Several amendments to the Civil Liability Bill were proposed as the House of Commons revisited the legislation on Tuesday.
As expected, the Civil Liability Bill and the increase in the small claims limit will not apply to vulnerable road users, such as cyclists, while road users such as children will be exempt from the the small claims limit for road traffic accident claims.
Justice Secretary David Gauke also introduced a mechanism for monitoring insurers and whether they pass savings onto consumers via reduced premiums. This will take the form of making certain information available to the Financial Conduct Authority.
The online portal for litigants in person is on track to launch in April 2020, Gauke confirmed.
Mark Hemsted, partner at law firm Clyde & Co, commented: “This bill is all about reducing the cost of motor insurance for the British public. While the headline debate has been about access to justice, the real tussle is how much of the legislation can pass through the House intact and how much will be watered down.”
“As far as the insurance industry is concerned, [the]concession on ‘vulnerable’ road users is a small price to pay for moving this legislation forward.”
Hemsted went on to outline two key issues still remaining as the Civil Liability Bill heads to the committee stage, which could happen as soon as next week.
He said: “There remain two key issues: first, how whiplash will be defined by the legislation and second, the value of claim on which claimant solicitors can recover their costs.”

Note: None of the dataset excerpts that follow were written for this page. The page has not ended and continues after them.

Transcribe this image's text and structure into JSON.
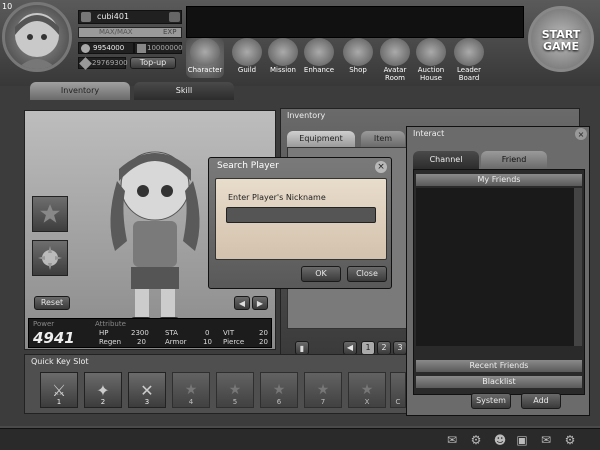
{
  "player": {
    "level": "10",
    "name": "cubi401",
    "exp_label": "MAX/MAX",
    "exp_suffix": "EXP",
    "gold": "9954000",
    "points": "10000000",
    "gems": "29769300",
    "topup_label": "Top-up"
  },
  "start_game": {
    "line1": "START",
    "line2": "GAME"
  },
  "nav": [
    {
      "name": "Character",
      "icon": "character-icon"
    },
    {
      "name": "Guild",
      "icon": "guild-icon"
    },
    {
      "name": "Mission",
      "icon": "mission-icon"
    },
    {
      "name": "Enhance",
      "icon": "enhance-icon"
    },
    {
      "name": "Shop",
      "icon": "shop-icon"
    },
    {
      "name": "Avatar Room",
      "icon": "avatar-room-icon"
    },
    {
      "name": "Auction House",
      "icon": "auction-house-icon"
    },
    {
      "name": "Leader Board",
      "icon": "leaderboard-icon"
    }
  ],
  "tabs": {
    "inventory": "Inventory",
    "skill": "Skill"
  },
  "character": {
    "reset_label": "Reset",
    "power_label": "Power",
    "power_value": "4941",
    "attribute_label": "Attribute",
    "attrs": [
      {
        "name": "HP",
        "value": "2300"
      },
      {
        "name": "STA",
        "value": "0"
      },
      {
        "name": "VIT",
        "value": "20"
      },
      {
        "name": "Regen",
        "value": "20"
      },
      {
        "name": "Armor",
        "value": "10"
      },
      {
        "name": "Pierce",
        "value": "20"
      }
    ]
  },
  "inventory": {
    "title": "Inventory",
    "tab_equipment": "Equipment",
    "tab_item": "Item",
    "pages": [
      "1",
      "2",
      "3"
    ]
  },
  "quick_key": {
    "title": "Quick Key Slot",
    "slots": [
      "1",
      "2",
      "3",
      "4",
      "5",
      "6",
      "7",
      "X",
      "C"
    ]
  },
  "interact": {
    "title": "Interact",
    "tab_channel": "Channel",
    "tab_friend": "Friend",
    "my_friends": "My Friends",
    "recent_friends": "Recent Friends",
    "blacklist": "Blacklist",
    "system_label": "System",
    "add_label": "Add"
  },
  "dialog": {
    "title": "Search Player",
    "prompt": "Enter Player's Nickname",
    "input_value": "",
    "ok_label": "OK",
    "close_label": "Close"
  }
}
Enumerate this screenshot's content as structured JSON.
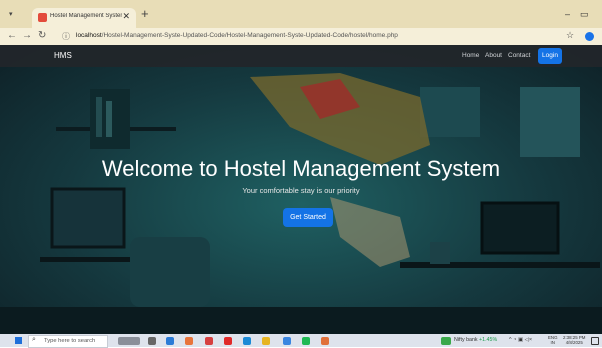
{
  "browser": {
    "tab_title": "Hostel Management System - ...",
    "new_tab_symbol": "+",
    "url_host": "localhost",
    "url_path": "/Hostel-Management-Syste-Updated-Code/Hostel-Management-Syste-Updated-Code/hostel/home.php"
  },
  "navbar": {
    "brand": "HMS",
    "links": [
      "Home",
      "About",
      "Contact"
    ],
    "login_label": "Login"
  },
  "hero": {
    "title": "Welcome to Hostel Management System",
    "subtitle": "Your comfortable stay is our priority",
    "cta_label": "Get Started"
  },
  "taskbar": {
    "search_placeholder": "Type here to search",
    "ticker_name": "Nifty bank",
    "ticker_change": "+1.45%",
    "lang_line1": "ENG",
    "lang_line2": "IN",
    "time": "2:38:25 PM",
    "date": "4/8/2025"
  }
}
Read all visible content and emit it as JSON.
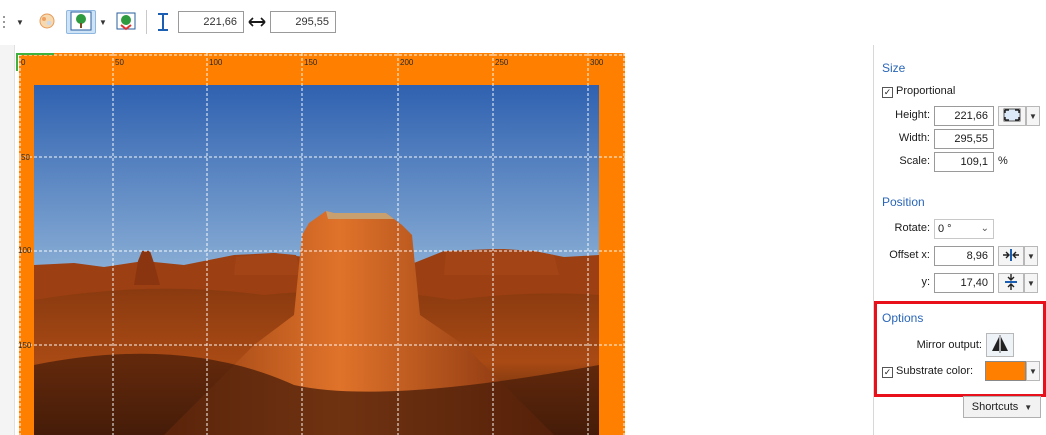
{
  "toolbar": {
    "height_value": "221,66",
    "width_value": "295,55",
    "icons": [
      "grip-icon",
      "dropdown-caret-icon",
      "paint-icon",
      "tree-fit-icon",
      "tree-crop-icon",
      "height-arrow-icon",
      "width-arrow-icon"
    ]
  },
  "canvas": {
    "ruler_top": [
      "0",
      "50",
      "100",
      "150",
      "200",
      "250",
      "300"
    ],
    "ruler_left": [
      "50",
      "100",
      "150"
    ],
    "substrate_color": "#ff8000",
    "grid_color": "#ffffff"
  },
  "panel": {
    "size": {
      "title": "Size",
      "proportional_label": "Proportional",
      "proportional_checked": true,
      "height_label": "Height:",
      "height_value": "221,66",
      "width_label": "Width:",
      "width_value": "295,55",
      "scale_label": "Scale:",
      "scale_value": "109,1",
      "scale_unit": "%"
    },
    "position": {
      "title": "Position",
      "rotate_label": "Rotate:",
      "rotate_value": "0 °",
      "offset_x_label": "Offset x:",
      "offset_x_value": "8,96",
      "offset_y_label": "y:",
      "offset_y_value": "17,40"
    },
    "options": {
      "title": "Options",
      "mirror_label": "Mirror output:",
      "substrate_label": "Substrate color:",
      "substrate_checked": true,
      "substrate_color": "#ff8000",
      "highlight_color": "#e8101a"
    },
    "shortcuts_label": "Shortcuts"
  }
}
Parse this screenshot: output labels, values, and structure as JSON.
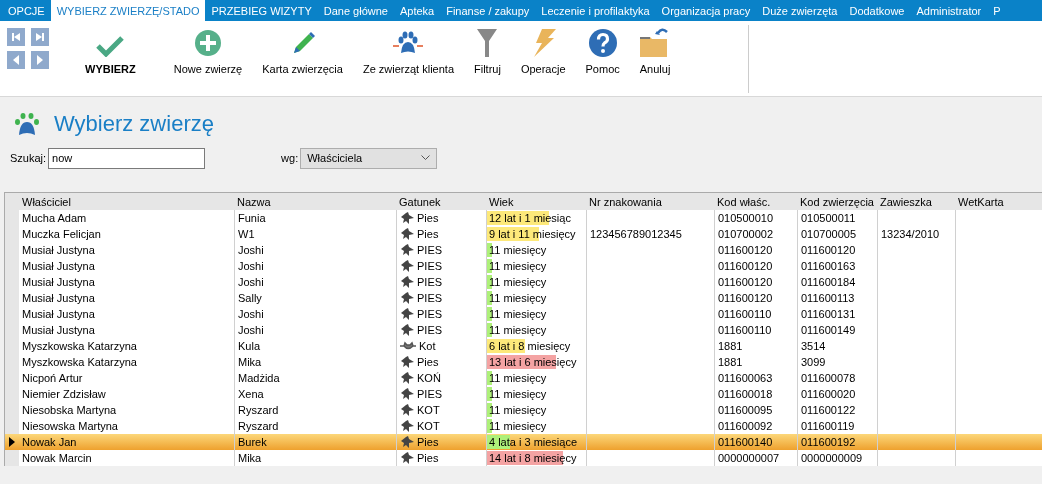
{
  "menu_tabs": [
    {
      "label": "OPCJE",
      "selected": false
    },
    {
      "label": "WYBIERZ ZWIERZĘ/STADO",
      "selected": true
    },
    {
      "label": "PRZEBIEG WIZYTY",
      "selected": false
    },
    {
      "label": "Dane główne",
      "selected": false
    },
    {
      "label": "Apteka",
      "selected": false
    },
    {
      "label": "Finanse / zakupy",
      "selected": false
    },
    {
      "label": "Leczenie i profilaktyka",
      "selected": false
    },
    {
      "label": "Organizacja pracy",
      "selected": false
    },
    {
      "label": "Duże zwierzęta",
      "selected": false
    },
    {
      "label": "Dodatkowe",
      "selected": false
    },
    {
      "label": "Administrator",
      "selected": false
    },
    {
      "label": "P",
      "selected": false
    }
  ],
  "toolbar": {
    "nav_buttons": [
      {
        "kind": "first"
      },
      {
        "kind": "last"
      },
      {
        "kind": "prev"
      },
      {
        "kind": "next"
      }
    ],
    "buttons": [
      {
        "kind": "check",
        "label": "WYBIERZ",
        "default": true
      },
      {
        "kind": "plus",
        "label": "Nowe zwierzę",
        "default": false
      },
      {
        "kind": "pencil",
        "label": "Karta zwierzęcia",
        "default": false
      },
      {
        "kind": "paw",
        "label": "Ze zwierząt klienta",
        "default": false
      },
      {
        "kind": "filter",
        "label": "Filtruj",
        "default": false
      },
      {
        "kind": "bolt",
        "label": "Operacje",
        "default": false
      },
      {
        "kind": "help",
        "label": "Pomoc",
        "default": false
      },
      {
        "kind": "folder",
        "label": "Anuluj",
        "default": false
      }
    ]
  },
  "page_title": "Wybierz zwierzę",
  "search": {
    "label": "Szukaj:",
    "value": "now"
  },
  "search_by": {
    "label": "wg:",
    "value": "Właściciela"
  },
  "table": {
    "columns": [
      "Właściciel",
      "Nazwa",
      "Gatunek",
      "Wiek",
      "Nr znakowania",
      "Kod właśc.",
      "Kod zwierzęcia",
      "Zawieszka",
      "WetKarta"
    ],
    "rows": [
      {
        "owner": "Mucha Adam",
        "name": "Funia",
        "species": {
          "kind": "dog",
          "label": "Pies"
        },
        "age": {
          "text": "12 lat i 1 miesiąc",
          "level": 0.63,
          "color": "#fde97a"
        },
        "chip": "",
        "owner_code": "010500010",
        "animal_code": "010500011",
        "tag": "",
        "wetkarta": "",
        "selected": false
      },
      {
        "owner": "Muczka Felicjan",
        "name": "W1",
        "species": {
          "kind": "dog",
          "label": "Pies"
        },
        "age": {
          "text": "9 lat i 11 miesięcy",
          "level": 0.53,
          "color": "#fde97a"
        },
        "chip": "123456789012345",
        "owner_code": "010700002",
        "animal_code": "010700005",
        "tag": "13234/2010",
        "wetkarta": "",
        "selected": false
      },
      {
        "owner": "Musiał  Justyna",
        "name": "Joshi",
        "species": {
          "kind": "dog",
          "label": "PIES"
        },
        "age": {
          "text": "11 miesięcy",
          "level": 0.05,
          "color": "#aef07a"
        },
        "chip": "",
        "owner_code": "011600120",
        "animal_code": "011600120",
        "tag": "",
        "wetkarta": "",
        "selected": false
      },
      {
        "owner": "Musiał  Justyna",
        "name": "Joshi",
        "species": {
          "kind": "dog",
          "label": "PIES"
        },
        "age": {
          "text": "11 miesięcy",
          "level": 0.05,
          "color": "#aef07a"
        },
        "chip": "",
        "owner_code": "011600120",
        "animal_code": "011600163",
        "tag": "",
        "wetkarta": "",
        "selected": false
      },
      {
        "owner": "Musiał  Justyna",
        "name": "Joshi",
        "species": {
          "kind": "dog",
          "label": "PIES"
        },
        "age": {
          "text": "11 miesięcy",
          "level": 0.05,
          "color": "#aef07a"
        },
        "chip": "",
        "owner_code": "011600120",
        "animal_code": "011600184",
        "tag": "",
        "wetkarta": "",
        "selected": false
      },
      {
        "owner": "Musiał  Justyna",
        "name": "Sally",
        "species": {
          "kind": "dog",
          "label": "PIES"
        },
        "age": {
          "text": "11 miesięcy",
          "level": 0.05,
          "color": "#aef07a"
        },
        "chip": "",
        "owner_code": "011600120",
        "animal_code": "011600113",
        "tag": "",
        "wetkarta": "",
        "selected": false
      },
      {
        "owner": "Musiał Justyna",
        "name": "Joshi",
        "species": {
          "kind": "dog",
          "label": "PIES"
        },
        "age": {
          "text": "11 miesięcy",
          "level": 0.05,
          "color": "#aef07a"
        },
        "chip": "",
        "owner_code": "011600110",
        "animal_code": "011600131",
        "tag": "",
        "wetkarta": "",
        "selected": false
      },
      {
        "owner": "Musiał Justyna",
        "name": "Joshi",
        "species": {
          "kind": "dog",
          "label": "PIES"
        },
        "age": {
          "text": "11 miesięcy",
          "level": 0.05,
          "color": "#aef07a"
        },
        "chip": "",
        "owner_code": "011600110",
        "animal_code": "011600149",
        "tag": "",
        "wetkarta": "",
        "selected": false
      },
      {
        "owner": "Myszkowska Katarzyna",
        "name": "Kula",
        "species": {
          "kind": "cat",
          "label": "Kot"
        },
        "age": {
          "text": "6 lat i 8 miesięcy",
          "level": 0.38,
          "color": "#fde97a"
        },
        "chip": "",
        "owner_code": "1881",
        "animal_code": "3514",
        "tag": "",
        "wetkarta": "",
        "selected": false
      },
      {
        "owner": "Myszkowska Katarzyna",
        "name": "Mika",
        "species": {
          "kind": "dog",
          "label": "Pies"
        },
        "age": {
          "text": "13 lat i 6 miesięcy",
          "level": 0.7,
          "color": "#f4a3a3"
        },
        "chip": "",
        "owner_code": "1881",
        "animal_code": "3099",
        "tag": "",
        "wetkarta": "",
        "selected": false
      },
      {
        "owner": "Nicpoń  Artur",
        "name": "Madżida",
        "species": {
          "kind": "dog",
          "label": "KOŃ"
        },
        "age": {
          "text": "11 miesięcy",
          "level": 0.05,
          "color": "#aef07a"
        },
        "chip": "",
        "owner_code": "011600063",
        "animal_code": "011600078",
        "tag": "",
        "wetkarta": "",
        "selected": false
      },
      {
        "owner": "Niemier  Zdzisław",
        "name": "Xena",
        "species": {
          "kind": "dog",
          "label": "PIES"
        },
        "age": {
          "text": "11 miesięcy",
          "level": 0.05,
          "color": "#aef07a"
        },
        "chip": "",
        "owner_code": "011600018",
        "animal_code": "011600020",
        "tag": "",
        "wetkarta": "",
        "selected": false
      },
      {
        "owner": "Niesobska  Martyna",
        "name": "Ryszard",
        "species": {
          "kind": "dog",
          "label": "KOT"
        },
        "age": {
          "text": "11 miesięcy",
          "level": 0.05,
          "color": "#aef07a"
        },
        "chip": "",
        "owner_code": "011600095",
        "animal_code": "011600122",
        "tag": "",
        "wetkarta": "",
        "selected": false
      },
      {
        "owner": "Niesowska  Martyna",
        "name": "Ryszard",
        "species": {
          "kind": "dog",
          "label": "KOT"
        },
        "age": {
          "text": "11 miesięcy",
          "level": 0.05,
          "color": "#aef07a"
        },
        "chip": "",
        "owner_code": "011600092",
        "animal_code": "011600119",
        "tag": "",
        "wetkarta": "",
        "selected": false
      },
      {
        "owner": "Nowak Jan",
        "name": "Burek",
        "species": {
          "kind": "dog",
          "label": "Pies"
        },
        "age": {
          "text": "4 lata i 3 miesiące",
          "level": 0.23,
          "color": "#aef07a"
        },
        "chip": "",
        "owner_code": "011600140",
        "animal_code": "011600192",
        "tag": "",
        "wetkarta": "",
        "selected": true
      },
      {
        "owner": "Nowak Marcin",
        "name": "Mika",
        "species": {
          "kind": "dog",
          "label": "Pies"
        },
        "age": {
          "text": "14 lat i 8 miesięcy",
          "level": 0.77,
          "color": "#f4a3a3"
        },
        "chip": "",
        "owner_code": "0000000007",
        "animal_code": "0000000009",
        "tag": "",
        "wetkarta": "",
        "selected": false
      }
    ]
  }
}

“The ultimate definition of whiplash will have a major impact on this legislation’s ability to stamp out fraud. If it’s not broad enough—for example, it only includes neck injury—anyone with a bruise or scrape elsewhere will use this to avoid the proposed tariff-based systems of awards.”
“The sum at which the small claims limit is set is also crucial. Currently it’s £1,000, so claimant solicitors can recover their costs from the losing party on relatively small claims. If the sum is raised to £5,000, claimant solicitors have a much bigger hurdle to leap before they can recover costs. That could deter claims—or it could lead to a sudden increase in the number of higher value claims as it clearly creates an incentive to go large, so to speak.”
“One point insurers generally agree on is that the delay to the Bill’s implementation till 2020 will allow the court service to set up a claims portal and to provide protection for unrepresented claimants, thus weakening the access to justice claims.”
Jenette Newman, partner at Clyde & Co, added: “The proposed reforms are overwhelmingly backed by insurers with a welcome commitment to pass the savings on to policyholders. The reforms will create a fairer system and will utilise modern processes in claims for whiplash.”
Commenting on the cost benefit amendments being put forward as part of the Civil Liability Bill, head of motor and liability at the Association of British Insurers, Rob Cummings, said: “Insurers have already publicly committed to passing on to customers cost benefits arising from the government’s reforms to personal injury compensation and the discount rate, and the proposed amendment to the Civil Liability Bill sets out a mechanism for insurers to demonstrate this. If the bill proceeds in its current form, it will fix a broken system in the best interests of both insurance customers and taxpayers, and insurance companies are ready to provide the necessary evidence of their contribution to this.”